O pequeno homem deve aprender a aceitar o sofrimento – sem dizer uma palavra e sem “amaldiçoar” – para integrar o círculo restrito dos homens. Nesses grupos monossexuados se incorporam gestos, movimentos, reações masculinas, todo o capital de atitudes que contribuirão para se tornar um homem. (WELZER- LANG, 2001, p.463)

A “casa dos homens” é um local de transmissão de valores. É nesse momento em que os pequenos vão criar noções de hierarquia e de solidariedade. A violência dentro desses espaços é a forma de tornar claro o agredido e o agressor e a solidariedade aparece para “evitar a dor de ser uma vítima” (WELZER-LANG, 2001).

Anderson Lauro não adere a esses ritos de passagem ou pelo menos se reapropria dos “operadores hierárquicos”24 (figura 25) os quais norteiam o mimetismo masculino e geram o prazer de serem “como os outros homens”segundo Welzer-Lang (2001).  

 

Figura 25: Reapropriações  Fonte: Denilson Albano

Em geral o processo de socialização masculina se faz sob a ausência paterna, o símbolo do modelo “machista”, segundo Nolasco (1993, p.35). Com Anderson Lauro o contato diário e distante do pai também acontece. Entretanto o pai tende a se aproximar mais do que gostaria. É verbalmente seco, seu rosto nunca aparece por completo assim como o dos outros adultos. Quase sempre por trás de um jornal, ou com o dedo em riste, sempre em uma aproximação intimista, mas motivada por agressividade e intimidação. É uma "figura-efígie", sua presença-ausência busca persuadir Anderson Lauro à adesão aos códigos ditos e não ditos a respeito da masculinidade hegemônica25 (figura 26).

Figura 26: A presença paterna

Fonte: Denilson Albano

A dinâmica que é iniciada pelos meninos simula o que farão quando homens: múltiplas masculinidades sempre em movimento em busca por hegemonia (CONNELL, 1995, p.192). E porque essa “posição dominante na ordem do gênero propicia vantagens materiais bem como vantagens psicológicas” (CONNEL, 1995, p.192), a “masculinidade hegemônica” não está para uma posição fixa.
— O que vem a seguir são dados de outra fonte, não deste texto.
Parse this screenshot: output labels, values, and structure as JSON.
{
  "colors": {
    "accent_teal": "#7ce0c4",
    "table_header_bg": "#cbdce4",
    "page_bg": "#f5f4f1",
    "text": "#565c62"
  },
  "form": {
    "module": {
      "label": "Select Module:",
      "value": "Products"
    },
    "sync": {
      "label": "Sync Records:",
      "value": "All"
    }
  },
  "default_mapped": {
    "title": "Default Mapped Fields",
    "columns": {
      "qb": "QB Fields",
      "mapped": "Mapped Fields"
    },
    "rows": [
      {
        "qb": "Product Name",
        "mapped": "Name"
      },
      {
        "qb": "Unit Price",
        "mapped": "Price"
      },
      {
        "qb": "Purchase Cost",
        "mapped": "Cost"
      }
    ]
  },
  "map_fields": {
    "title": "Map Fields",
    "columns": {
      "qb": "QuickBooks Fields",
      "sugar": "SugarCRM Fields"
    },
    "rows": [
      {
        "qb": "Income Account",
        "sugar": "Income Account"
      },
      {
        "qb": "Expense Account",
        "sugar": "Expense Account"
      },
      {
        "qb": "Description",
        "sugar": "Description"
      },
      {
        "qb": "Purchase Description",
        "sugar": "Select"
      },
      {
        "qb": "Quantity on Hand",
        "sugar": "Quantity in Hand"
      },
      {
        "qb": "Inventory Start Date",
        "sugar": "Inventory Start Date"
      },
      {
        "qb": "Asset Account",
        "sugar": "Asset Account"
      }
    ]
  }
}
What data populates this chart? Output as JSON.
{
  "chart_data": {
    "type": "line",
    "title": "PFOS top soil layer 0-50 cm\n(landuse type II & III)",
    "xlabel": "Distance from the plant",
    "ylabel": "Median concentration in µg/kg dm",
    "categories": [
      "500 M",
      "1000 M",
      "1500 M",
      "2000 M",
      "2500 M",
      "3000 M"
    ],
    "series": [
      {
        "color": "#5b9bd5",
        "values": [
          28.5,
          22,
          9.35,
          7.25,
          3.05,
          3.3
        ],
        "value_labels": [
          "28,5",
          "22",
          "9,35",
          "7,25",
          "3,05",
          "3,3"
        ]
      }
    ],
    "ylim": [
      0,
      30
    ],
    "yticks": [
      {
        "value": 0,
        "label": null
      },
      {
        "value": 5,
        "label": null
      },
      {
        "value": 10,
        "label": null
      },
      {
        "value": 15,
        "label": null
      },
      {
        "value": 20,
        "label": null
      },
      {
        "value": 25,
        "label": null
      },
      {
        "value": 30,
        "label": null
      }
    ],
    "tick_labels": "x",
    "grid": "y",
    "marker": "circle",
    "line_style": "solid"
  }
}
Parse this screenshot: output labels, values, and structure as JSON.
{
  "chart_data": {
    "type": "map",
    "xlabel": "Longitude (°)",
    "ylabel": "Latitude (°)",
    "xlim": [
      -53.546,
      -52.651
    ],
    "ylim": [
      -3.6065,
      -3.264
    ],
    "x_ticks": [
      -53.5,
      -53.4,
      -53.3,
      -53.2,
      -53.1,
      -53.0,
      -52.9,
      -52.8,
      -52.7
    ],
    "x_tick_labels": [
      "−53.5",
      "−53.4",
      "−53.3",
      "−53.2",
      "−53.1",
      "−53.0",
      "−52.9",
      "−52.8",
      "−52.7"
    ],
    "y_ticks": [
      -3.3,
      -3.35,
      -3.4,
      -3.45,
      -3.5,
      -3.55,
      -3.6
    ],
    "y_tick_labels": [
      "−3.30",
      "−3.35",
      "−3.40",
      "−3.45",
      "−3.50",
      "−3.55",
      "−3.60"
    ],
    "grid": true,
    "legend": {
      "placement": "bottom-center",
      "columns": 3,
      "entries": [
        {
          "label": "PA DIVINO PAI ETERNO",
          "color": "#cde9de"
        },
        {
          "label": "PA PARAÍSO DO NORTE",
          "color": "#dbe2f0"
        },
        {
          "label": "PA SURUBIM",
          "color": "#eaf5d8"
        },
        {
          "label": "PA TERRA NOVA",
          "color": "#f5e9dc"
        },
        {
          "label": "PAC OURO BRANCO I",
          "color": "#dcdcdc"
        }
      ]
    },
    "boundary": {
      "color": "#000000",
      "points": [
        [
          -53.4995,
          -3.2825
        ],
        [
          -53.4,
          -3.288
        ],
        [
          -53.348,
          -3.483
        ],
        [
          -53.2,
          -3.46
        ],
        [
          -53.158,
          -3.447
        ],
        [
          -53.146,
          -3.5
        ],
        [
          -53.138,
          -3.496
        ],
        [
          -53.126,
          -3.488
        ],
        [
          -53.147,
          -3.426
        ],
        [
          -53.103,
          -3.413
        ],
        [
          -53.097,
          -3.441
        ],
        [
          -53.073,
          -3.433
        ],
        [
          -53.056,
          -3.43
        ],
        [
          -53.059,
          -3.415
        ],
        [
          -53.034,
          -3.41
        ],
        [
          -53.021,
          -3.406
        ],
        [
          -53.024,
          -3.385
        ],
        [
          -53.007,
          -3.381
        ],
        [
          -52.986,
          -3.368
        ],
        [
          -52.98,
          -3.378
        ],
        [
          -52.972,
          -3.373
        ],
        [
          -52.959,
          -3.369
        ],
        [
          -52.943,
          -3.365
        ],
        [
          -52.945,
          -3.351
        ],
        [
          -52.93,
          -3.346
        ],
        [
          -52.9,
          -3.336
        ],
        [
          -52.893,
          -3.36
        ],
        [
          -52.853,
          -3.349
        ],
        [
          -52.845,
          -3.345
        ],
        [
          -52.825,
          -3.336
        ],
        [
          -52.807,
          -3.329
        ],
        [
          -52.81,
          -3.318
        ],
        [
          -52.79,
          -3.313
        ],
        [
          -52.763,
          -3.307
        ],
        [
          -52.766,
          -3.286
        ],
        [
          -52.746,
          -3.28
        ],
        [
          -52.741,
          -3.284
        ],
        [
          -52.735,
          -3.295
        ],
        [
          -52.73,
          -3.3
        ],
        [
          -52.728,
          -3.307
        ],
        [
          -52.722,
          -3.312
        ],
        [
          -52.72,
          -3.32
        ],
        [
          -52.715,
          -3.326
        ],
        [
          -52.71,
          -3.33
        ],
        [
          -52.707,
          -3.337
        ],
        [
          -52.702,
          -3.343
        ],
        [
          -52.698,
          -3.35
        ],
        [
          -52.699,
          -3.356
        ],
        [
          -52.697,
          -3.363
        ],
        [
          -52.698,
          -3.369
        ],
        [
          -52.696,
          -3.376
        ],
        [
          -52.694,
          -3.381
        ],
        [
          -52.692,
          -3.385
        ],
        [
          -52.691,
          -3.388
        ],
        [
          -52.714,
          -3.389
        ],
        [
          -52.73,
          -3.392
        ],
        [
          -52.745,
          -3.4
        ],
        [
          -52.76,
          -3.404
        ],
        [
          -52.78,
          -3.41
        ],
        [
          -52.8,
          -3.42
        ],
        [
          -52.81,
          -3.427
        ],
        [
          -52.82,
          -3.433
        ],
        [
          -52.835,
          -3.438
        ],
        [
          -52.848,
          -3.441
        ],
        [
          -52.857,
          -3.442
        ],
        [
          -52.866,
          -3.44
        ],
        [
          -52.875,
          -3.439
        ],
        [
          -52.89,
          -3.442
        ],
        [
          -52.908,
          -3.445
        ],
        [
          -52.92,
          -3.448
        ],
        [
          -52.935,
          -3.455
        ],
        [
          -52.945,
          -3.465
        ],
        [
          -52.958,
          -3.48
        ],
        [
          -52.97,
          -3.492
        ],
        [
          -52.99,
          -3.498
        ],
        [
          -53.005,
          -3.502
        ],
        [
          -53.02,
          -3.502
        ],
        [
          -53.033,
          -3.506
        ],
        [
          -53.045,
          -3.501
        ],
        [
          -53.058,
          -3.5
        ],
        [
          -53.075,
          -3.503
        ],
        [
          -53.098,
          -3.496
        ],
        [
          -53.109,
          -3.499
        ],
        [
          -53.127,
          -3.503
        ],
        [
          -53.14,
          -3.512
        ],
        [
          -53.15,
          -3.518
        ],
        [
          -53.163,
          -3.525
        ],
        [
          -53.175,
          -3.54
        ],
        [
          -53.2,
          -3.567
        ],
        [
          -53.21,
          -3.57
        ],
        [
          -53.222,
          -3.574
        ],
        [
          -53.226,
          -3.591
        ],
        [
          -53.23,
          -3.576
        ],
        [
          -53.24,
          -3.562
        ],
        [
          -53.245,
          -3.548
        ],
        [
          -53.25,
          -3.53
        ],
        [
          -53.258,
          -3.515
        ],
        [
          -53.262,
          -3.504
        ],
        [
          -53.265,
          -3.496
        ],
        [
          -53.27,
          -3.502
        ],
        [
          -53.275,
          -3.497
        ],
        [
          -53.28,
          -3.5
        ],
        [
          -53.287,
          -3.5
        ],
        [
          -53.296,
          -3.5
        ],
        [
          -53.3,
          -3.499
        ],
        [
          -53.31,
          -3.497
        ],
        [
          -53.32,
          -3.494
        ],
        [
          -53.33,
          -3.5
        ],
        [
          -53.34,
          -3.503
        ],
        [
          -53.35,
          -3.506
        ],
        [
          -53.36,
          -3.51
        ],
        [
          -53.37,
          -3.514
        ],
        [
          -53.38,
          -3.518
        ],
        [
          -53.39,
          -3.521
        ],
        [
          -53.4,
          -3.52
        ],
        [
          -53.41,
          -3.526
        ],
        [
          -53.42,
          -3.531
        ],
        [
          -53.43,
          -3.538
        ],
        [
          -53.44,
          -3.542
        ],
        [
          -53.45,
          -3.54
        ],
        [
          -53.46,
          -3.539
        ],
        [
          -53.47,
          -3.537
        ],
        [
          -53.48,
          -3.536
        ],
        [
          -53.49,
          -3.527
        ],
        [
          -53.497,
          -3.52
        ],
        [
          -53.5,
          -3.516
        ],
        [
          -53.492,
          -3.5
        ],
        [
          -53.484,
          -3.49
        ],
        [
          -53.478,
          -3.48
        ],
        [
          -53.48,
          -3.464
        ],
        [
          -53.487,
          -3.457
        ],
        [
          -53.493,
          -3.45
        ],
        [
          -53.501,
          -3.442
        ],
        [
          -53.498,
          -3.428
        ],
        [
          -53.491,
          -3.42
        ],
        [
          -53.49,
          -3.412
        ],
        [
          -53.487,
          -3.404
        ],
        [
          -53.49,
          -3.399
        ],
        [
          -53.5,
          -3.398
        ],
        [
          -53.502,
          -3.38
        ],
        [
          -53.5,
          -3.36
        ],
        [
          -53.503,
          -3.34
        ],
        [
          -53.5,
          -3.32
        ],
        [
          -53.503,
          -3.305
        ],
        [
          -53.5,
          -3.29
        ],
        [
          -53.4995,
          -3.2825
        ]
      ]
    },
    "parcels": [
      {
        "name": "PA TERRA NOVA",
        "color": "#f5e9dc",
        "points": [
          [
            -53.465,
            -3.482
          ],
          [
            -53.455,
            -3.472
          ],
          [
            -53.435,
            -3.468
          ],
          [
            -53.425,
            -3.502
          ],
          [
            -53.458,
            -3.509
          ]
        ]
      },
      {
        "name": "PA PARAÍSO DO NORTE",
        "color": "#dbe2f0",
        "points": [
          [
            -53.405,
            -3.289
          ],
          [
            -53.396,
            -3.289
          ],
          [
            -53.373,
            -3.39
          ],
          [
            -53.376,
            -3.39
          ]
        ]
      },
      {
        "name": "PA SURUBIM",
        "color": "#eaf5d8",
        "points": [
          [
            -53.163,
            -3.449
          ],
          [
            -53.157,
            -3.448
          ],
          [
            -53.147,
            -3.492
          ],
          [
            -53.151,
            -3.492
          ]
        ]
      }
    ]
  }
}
Ela pode ser contestada e se transformar com o tempo, segundo Connell (1995, p.193). Sustentar a posição de super-homem requer um preço, e os homens uma vez conscientes da opressão e do sofrimento psíquico em sustentar essa posição repensam suas atitudes (NOLASCO, 1993, p.39).

25 Connell diz que masculinidades são por excelência frutos de construção e de reconstrução. Hoje ele entende que um padrão frequente é a chamada “masculinidade tradicional” o qual possui vínculo com a “família tradicional”, segundo ele, um desdobramento do mundo moderno. Ver em: CONNELL, 1995, p. 191.